Of course, Christians also sin, and as such, “bringing your whole self to work” can also mean bringing greed, lust, pride, envy, prejudice, and laziness to the workplace as well. I myself have been a fine example of many of these vices to my coworkers and family. Yet, it’s in moments of being drawn to addiction, self-aggrandizement, or brute selfishness that I need God in my own work all the more. Russian novelist Alexander Solzhenitsyn once wrote in The Gulag Archipelago, “The line separating good and evil passes not through states, nor between classes, nor between political parties either — but right through every human heart….” I think many of us are tempted to believe that the problem with our world today is “them.” But daily I’m reminded that the greatest problem our world faces beats within my own breast.

Two millennia ago, when Jesus was being crowded by throngs of admirers, he hopped in a boat, pushed off from shore, and began to teach. Voice echoing off the water’s surface, he told the story of a farmer who found a treasure buried in a field. Wild with excitement, he sold all he had to buy the field, knowing that in the end he was getting an incredible deal. Similarly, he told the story of a merchant in search of pearls. When he found one, overcome with joy, he too sold everything he had just to possess that single treasure (Matthew 13:44-45).

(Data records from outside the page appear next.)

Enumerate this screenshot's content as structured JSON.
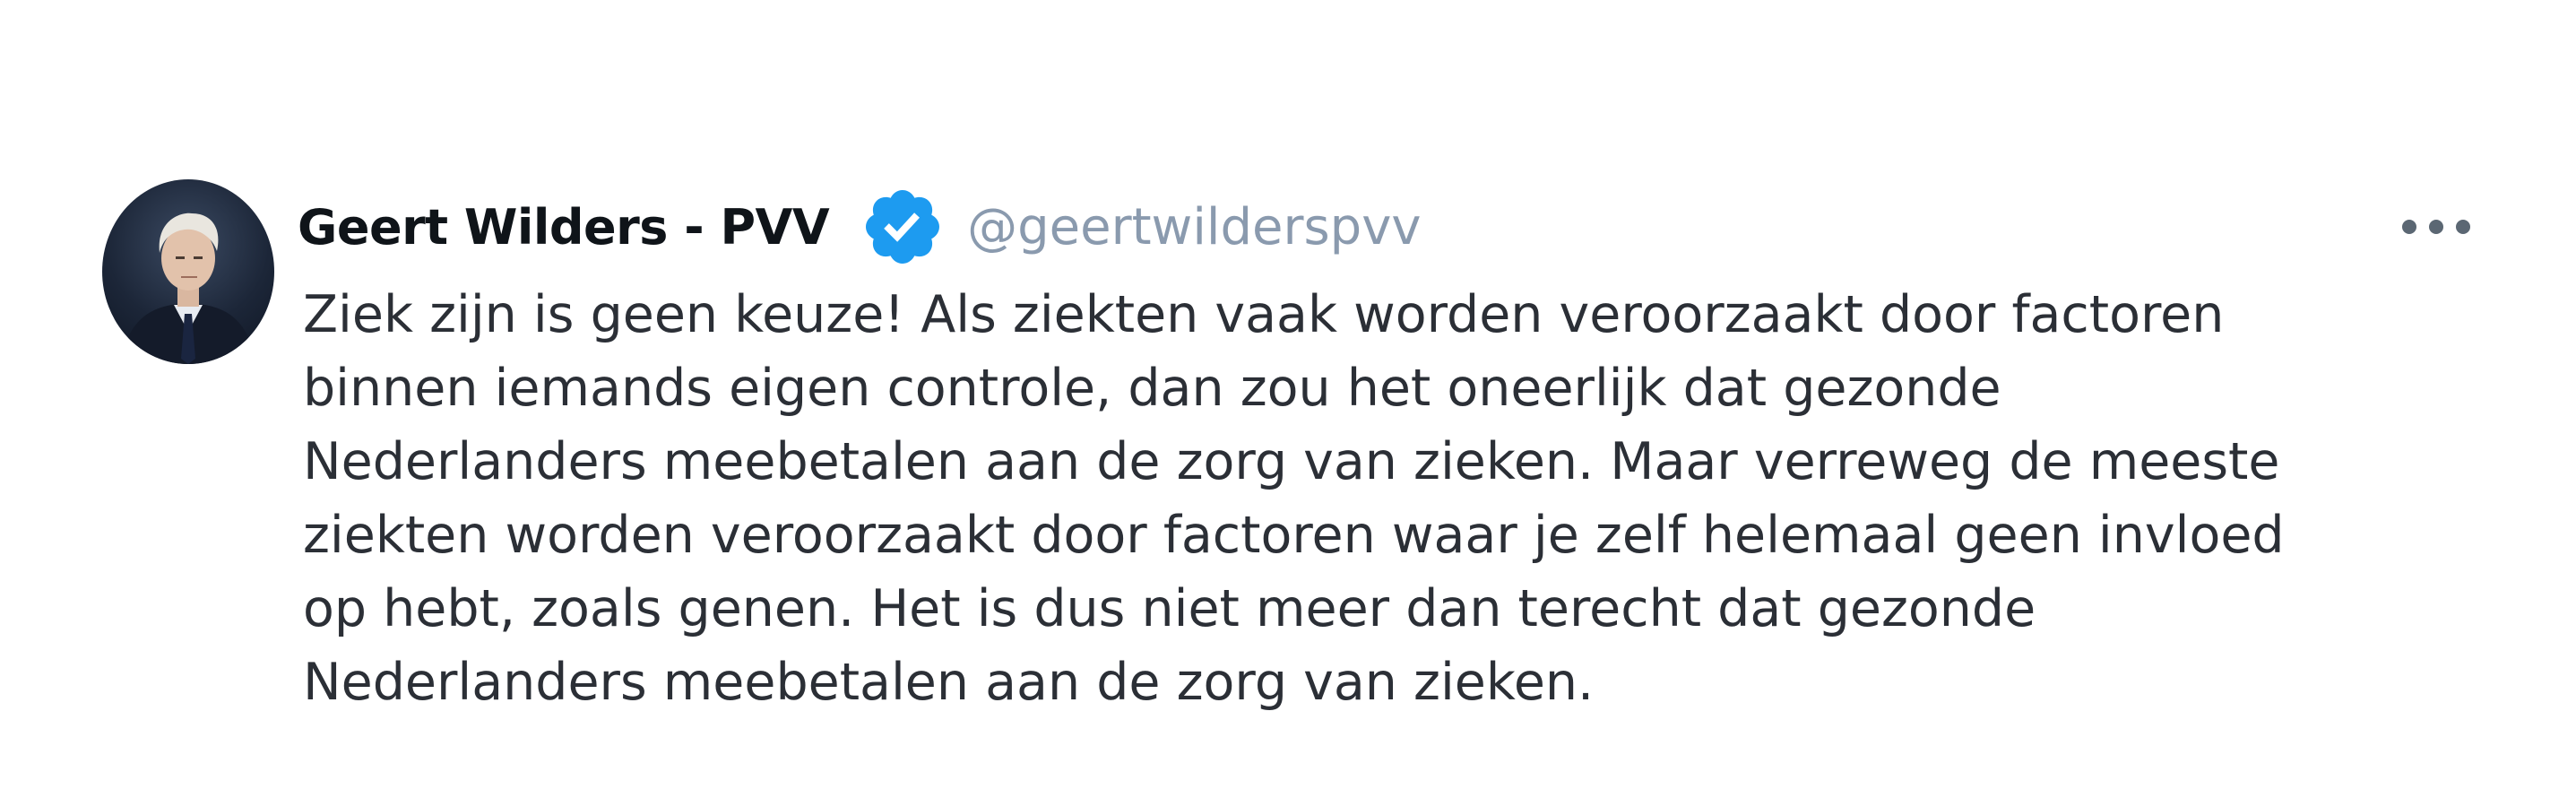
{
  "tweet": {
    "display_name": "Geert Wilders - PVV",
    "handle": "@geertwilderspvv",
    "verified_icon": "verified-badge-icon",
    "more_icon": "more-options-icon",
    "avatar_icon": "profile-avatar",
    "accent_color": "#1d9bf0",
    "text_lines": [
      "Ziek zijn is geen keuze! Als ziekten vaak worden veroorzaakt door factoren",
      "binnen iemands eigen controle, dan zou het oneerlijk dat gezonde",
      "Nederlanders meebetalen aan de zorg van zieken. Maar verreweg de meeste",
      "ziekten worden veroorzaakt door factoren waar je zelf helemaal geen invloed",
      "op hebt, zoals genen. Het is dus niet meer dan terecht dat gezonde",
      "Nederlanders meebetalen aan de zorg van zieken."
    ]
  }
}
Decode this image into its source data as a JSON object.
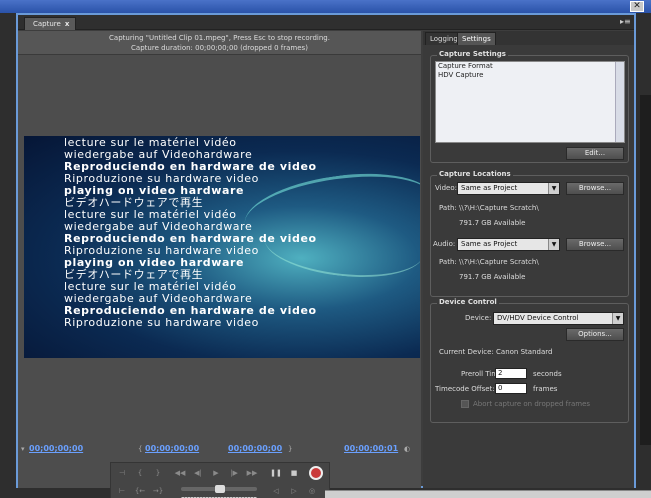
{
  "window": {
    "close_glyph": "✕"
  },
  "panel_tabs": {
    "capture_label": "Capture",
    "capture_close": "x",
    "menu_glyph": "▸≡"
  },
  "status": {
    "line1": "Capturing \"Untitled Clip 01.mpeg\", Press Esc to stop recording.",
    "line2": "Capture duration: 00;00;00;00 (dropped 0 frames)"
  },
  "video_lines": [
    {
      "text": "lecture sur le matériel vidéo",
      "bold": false
    },
    {
      "text": "wiedergabe auf Videohardware",
      "bold": false
    },
    {
      "text": "Reproduciendo en hardware de video",
      "bold": true
    },
    {
      "text": "Riproduzione su hardware video",
      "bold": false
    },
    {
      "text": "playing on video hardware",
      "bold": true
    },
    {
      "text": "ビデオハードウェアで再生",
      "bold": false
    },
    {
      "text": "lecture sur le matériel vidéo",
      "bold": false
    },
    {
      "text": "wiedergabe auf Videohardware",
      "bold": false
    },
    {
      "text": "Reproduciendo en hardware de video",
      "bold": true
    },
    {
      "text": "Riproduzione su hardware video",
      "bold": false
    },
    {
      "text": "playing on video hardware",
      "bold": true
    },
    {
      "text": "ビデオハードウェアで再生",
      "bold": false
    },
    {
      "text": "lecture sur le matériel vidéo",
      "bold": false
    },
    {
      "text": "wiedergabe auf Videohardware",
      "bold": false
    },
    {
      "text": "Reproduciendo en hardware de video",
      "bold": true
    },
    {
      "text": "Riproduzione su hardware video",
      "bold": false
    }
  ],
  "timecodes": {
    "current": "00;00;00;00",
    "in_point": "00;00;00;00",
    "out_point": "00;00;00;00",
    "duration": "00;00;00;01"
  },
  "right_tabs": {
    "logging": "Logging",
    "settings": "Settings"
  },
  "capture_settings": {
    "title": "Capture Settings",
    "items": [
      "Capture Format",
      "HDV Capture"
    ],
    "edit_button": "Edit..."
  },
  "capture_locations": {
    "title": "Capture Locations",
    "video_label": "Video:",
    "video_value": "Same as Project",
    "video_path_label": "Path:",
    "video_path": "\\\\?\\H:\\Capture Scratch\\",
    "video_available": "791.7 GB Available",
    "audio_label": "Audio:",
    "audio_value": "Same as Project",
    "audio_path_label": "Path:",
    "audio_path": "\\\\?\\H:\\Capture Scratch\\",
    "audio_available": "791.7 GB Available",
    "browse_label": "Browse..."
  },
  "device_control": {
    "title": "Device Control",
    "device_label": "Device:",
    "device_value": "DV/HDV Device Control",
    "options_button": "Options...",
    "current_device": "Current Device: Canon Standard",
    "preroll_label": "Preroll Time:",
    "preroll_value": "2",
    "preroll_unit": "seconds",
    "offset_label": "Timecode Offset:",
    "offset_value": "0",
    "offset_unit": "frames",
    "abort_label": "Abort capture on dropped frames"
  },
  "colors": {
    "timecode": "#6aa0ff",
    "record": "#c93a3a",
    "frame": "#6a9ad8"
  }
}
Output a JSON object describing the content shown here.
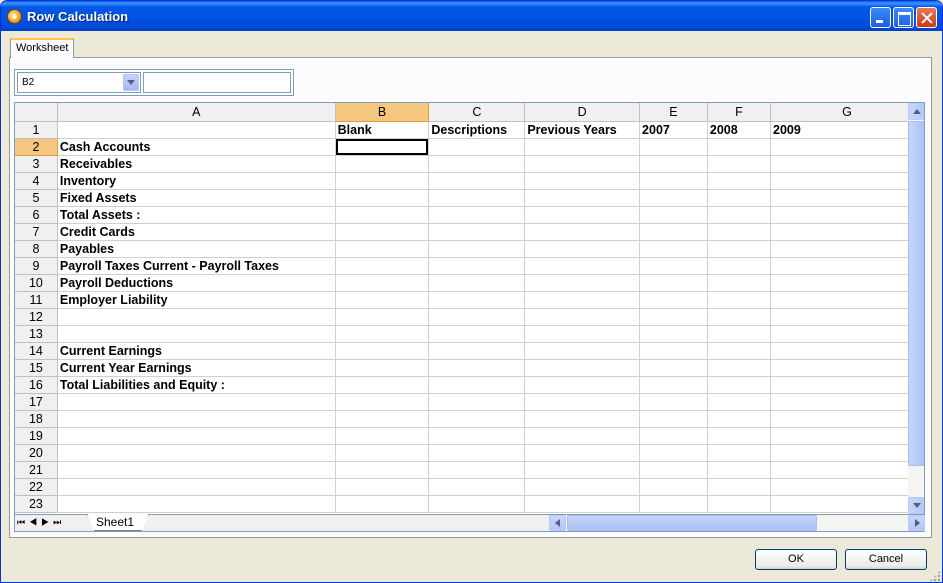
{
  "window": {
    "title": "Row Calculation"
  },
  "tabs": [
    {
      "label": "Worksheet"
    }
  ],
  "name_box": {
    "value": "B2"
  },
  "formula_bar": {
    "value": ""
  },
  "grid": {
    "columns": [
      "A",
      "B",
      "C",
      "D",
      "E",
      "F",
      "G"
    ],
    "selected_cell": "B2",
    "rows": [
      {
        "num": "1",
        "cells": [
          "",
          "Blank",
          "Descriptions",
          "Previous Years",
          "2007",
          "2008",
          "2009"
        ]
      },
      {
        "num": "2",
        "cells": [
          "Cash Accounts",
          "",
          "",
          "",
          "",
          "",
          ""
        ]
      },
      {
        "num": "3",
        "cells": [
          "Receivables",
          "",
          "",
          "",
          "",
          "",
          ""
        ]
      },
      {
        "num": "4",
        "cells": [
          "Inventory",
          "",
          "",
          "",
          "",
          "",
          ""
        ]
      },
      {
        "num": "5",
        "cells": [
          "Fixed Assets",
          "",
          "",
          "",
          "",
          "",
          ""
        ]
      },
      {
        "num": "6",
        "cells": [
          "Total Assets :",
          "",
          "",
          "",
          "",
          "",
          ""
        ]
      },
      {
        "num": "7",
        "cells": [
          "Credit Cards",
          "",
          "",
          "",
          "",
          "",
          ""
        ]
      },
      {
        "num": "8",
        "cells": [
          "Payables",
          "",
          "",
          "",
          "",
          "",
          ""
        ]
      },
      {
        "num": "9",
        "cells": [
          "Payroll Taxes Current - Payroll Taxes",
          "",
          "",
          "",
          "",
          "",
          ""
        ]
      },
      {
        "num": "10",
        "cells": [
          "Payroll Deductions",
          "",
          "",
          "",
          "",
          "",
          ""
        ]
      },
      {
        "num": "11",
        "cells": [
          "Employer Liability",
          "",
          "",
          "",
          "",
          "",
          ""
        ]
      },
      {
        "num": "12",
        "cells": [
          "",
          "",
          "",
          "",
          "",
          "",
          ""
        ]
      },
      {
        "num": "13",
        "cells": [
          "",
          "",
          "",
          "",
          "",
          "",
          ""
        ]
      },
      {
        "num": "14",
        "cells": [
          "Current Earnings",
          "",
          "",
          "",
          "",
          "",
          ""
        ]
      },
      {
        "num": "15",
        "cells": [
          "Current Year Earnings",
          "",
          "",
          "",
          "",
          "",
          ""
        ]
      },
      {
        "num": "16",
        "cells": [
          "Total Liabilities and Equity :",
          "",
          "",
          "",
          "",
          "",
          ""
        ]
      },
      {
        "num": "17",
        "cells": [
          "",
          "",
          "",
          "",
          "",
          "",
          ""
        ]
      },
      {
        "num": "18",
        "cells": [
          "",
          "",
          "",
          "",
          "",
          "",
          ""
        ]
      },
      {
        "num": "19",
        "cells": [
          "",
          "",
          "",
          "",
          "",
          "",
          ""
        ]
      },
      {
        "num": "20",
        "cells": [
          "",
          "",
          "",
          "",
          "",
          "",
          ""
        ]
      },
      {
        "num": "21",
        "cells": [
          "",
          "",
          "",
          "",
          "",
          "",
          ""
        ]
      },
      {
        "num": "22",
        "cells": [
          "",
          "",
          "",
          "",
          "",
          "",
          ""
        ]
      },
      {
        "num": "23",
        "cells": [
          "",
          "",
          "",
          "",
          "",
          "",
          ""
        ]
      }
    ]
  },
  "sheet_tabs": [
    {
      "label": "Sheet1"
    }
  ],
  "buttons": {
    "ok": "OK",
    "cancel": "Cancel"
  },
  "colors": {
    "selected_header": "#f5c77e",
    "titlebar": "#0054e3"
  }
}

When I was a boy, strolling along the shores of Lake Itasca and hunting for oysters, my work was simply to delight in the world around me. Now as an adult, nonprofit leader, husband, and father, my work now is to allow that same pearl of God’s grace to permeate my daily life. For me, like the headwaters of the Mississippi River, God is the Living Water who has given me new life (John 4:14-16). If everybody worships, as the late David Foster Wallace claimed, is it such a strange thing to acknowledge that source of life in our working life?

So why faith and work? Like a merchant finding a pearl — or a child finding a shell on a lakeshore — the answer for the Christian is simple: joy.

This post first appeared at Denver Institute.